Tg1 also slaps guaranteeism on Garlasco
It is around half past four in the afternoon on Wednesday 6 May, when a post appears on the Tg1 Instagram page – like almost every newspaper, now a separate information platform, where news can be launched and relaunched following the logic of the algorithm – a post appears destined to overturn the homepage, evening editions of the news and television program lineups.
Exclusive. Garlasco, Sempio intercepted: “I saw the video of Chiara and Alberto”. It is the main public TV news program that disclosed the news of the wiretaps in the hands of investigators who for a year have been investigating Andrea Sempio, a 38-year-old from Vigevano, a friend of the brother of the victim, Chiara Poggi, killed in August 2007. Murder for which her then boyfriend Alberto Stasi has been in prison since 2015, definitively sentenced by the Supreme Court to 16 years, after two acquittals. A circumstantial trial which, according to the Pavia Prosecutor’s Office – which reopened the investigation – would have convicted an innocent man.
A few minutes later another post arrives, again highlighted with the word “exclusive” in red: “Garlasco, Chiara a Sempio: I don’t want to talk to you”. And yet another: “Here’s the motive: the video, the infatuation, the rejection.” We have to wait for the 8pm edition of the news to see the report on the audio interceptions which, again according to the investigators, would frame Sempio and which Tg1 – he is keen to point out once again – “exclusively anticipated”, triggering a rebound of indiscretions and new accusations which are going to further weigh down a trial which for the moment is only media-related, against a suspect for whom the presumption of innocence. But in the pursuit of exclusivity, the border between guaranteeism and freedom of the press is often torn apart. So much so that the news of the interceptions was anticipated on social media – all still to be verified, but above all to be countered by the defense – to beat the others to the punch.

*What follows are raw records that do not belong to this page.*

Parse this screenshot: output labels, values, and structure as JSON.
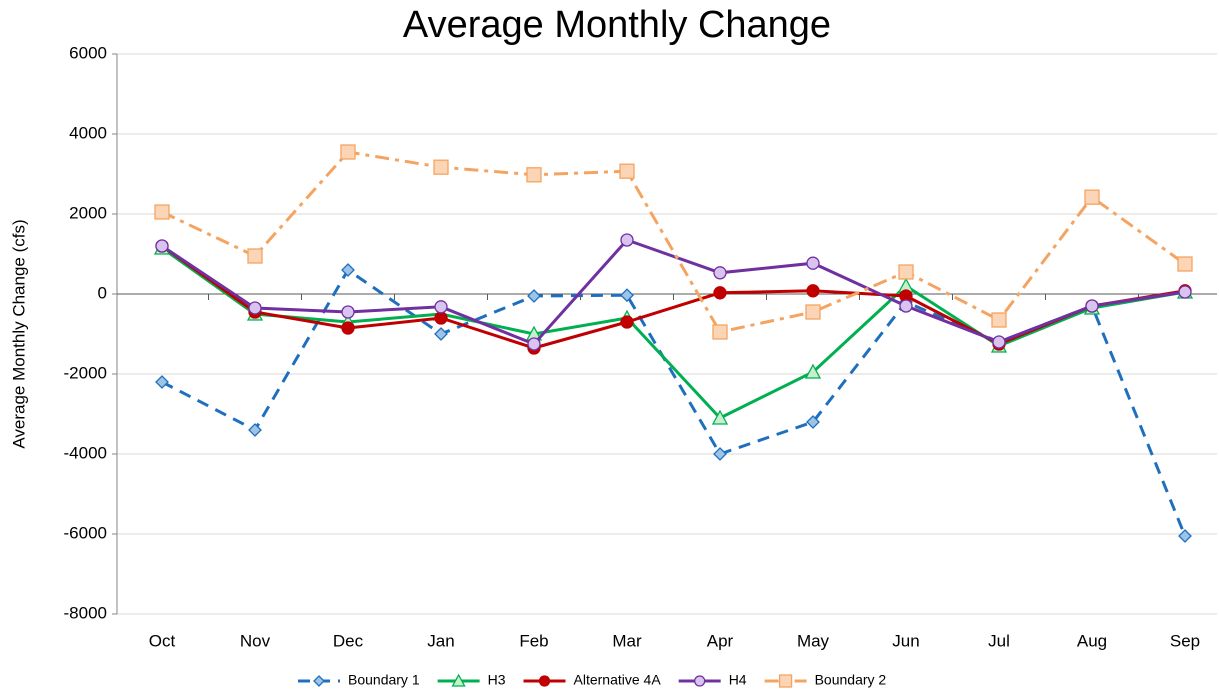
{
  "chart_data": {
    "type": "line",
    "title": "Average Monthly Change",
    "y_label": "Average Monthly Change (cfs)",
    "categories": [
      "Oct",
      "Nov",
      "Dec",
      "Jan",
      "Feb",
      "Mar",
      "Apr",
      "May",
      "Jun",
      "Jul",
      "Aug",
      "Sep"
    ],
    "ylim": [
      -8000,
      6000
    ],
    "yticks": [
      -8000,
      -6000,
      -4000,
      -2000,
      0,
      2000,
      4000,
      6000
    ],
    "grid": true,
    "legend": "bottom",
    "series": [
      {
        "name": "Boundary 1",
        "color": "#1f6fbf",
        "marker": "diamond",
        "marker_fill": "#9dc3e6",
        "line_style": "dash",
        "values": [
          -2200,
          -3400,
          600,
          -1000,
          -50,
          -30,
          -4000,
          -3200,
          -200,
          -1200,
          -300,
          -6050
        ]
      },
      {
        "name": "H3",
        "color": "#00b050",
        "marker": "triangle",
        "marker_fill": "#c6efce",
        "line_style": "solid",
        "values": [
          1150,
          -500,
          -700,
          -500,
          -1000,
          -600,
          -3100,
          -1950,
          200,
          -1300,
          -350,
          50
        ]
      },
      {
        "name": "Alternative 4A",
        "color": "#c00000",
        "marker": "circle",
        "marker_fill": "#c00000",
        "line_style": "solid",
        "values": [
          1200,
          -450,
          -850,
          -600,
          -1350,
          -700,
          30,
          80,
          -50,
          -1250,
          -300,
          80
        ]
      },
      {
        "name": "H4",
        "color": "#7030a0",
        "marker": "circle",
        "marker_fill": "#d9c3ef",
        "line_style": "solid",
        "values": [
          1200,
          -350,
          -450,
          -320,
          -1250,
          1350,
          530,
          770,
          -300,
          -1200,
          -300,
          50
        ]
      },
      {
        "name": "Boundary 2",
        "color": "#f4a460",
        "marker": "square",
        "marker_fill": "#fbd5b5",
        "line_style": "dashdot",
        "values": [
          2050,
          950,
          3550,
          3170,
          2980,
          3070,
          -950,
          -450,
          550,
          -650,
          2420,
          750
        ]
      }
    ]
  }
}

The exclusive first of all (and everyone)
Without going into the very crowded merits of the news story, the reflections to be made are different. The first is on the continuous leak of information regarding the new investigations – with all due respect to investigative secrecy -, culminating with the wiretaps ending up in the hands of journalists even before a possible hearing. The second is on the wild use of wiretaps, immediately fed to public opinion, without being contextualised, explored or objected to. And the fact that Tg1 was the first to ride the wave, even entrusting the scoop to social media, makes us reflect even more on the state of health of information and the media in general.
Not to mention, then, the morbid details about Sempio which have been filling TV lounges and newspaper pages for months, and which add nothing to the possible motive, but only muck on the image of a man formally investigated – not charged -, fueling indignation, which in this media circus seems to prevail over the search for the truth.
If justice did not and continues not to make a good impression on the Garlasco case, the media (mass and social media) are certainly not doing any better.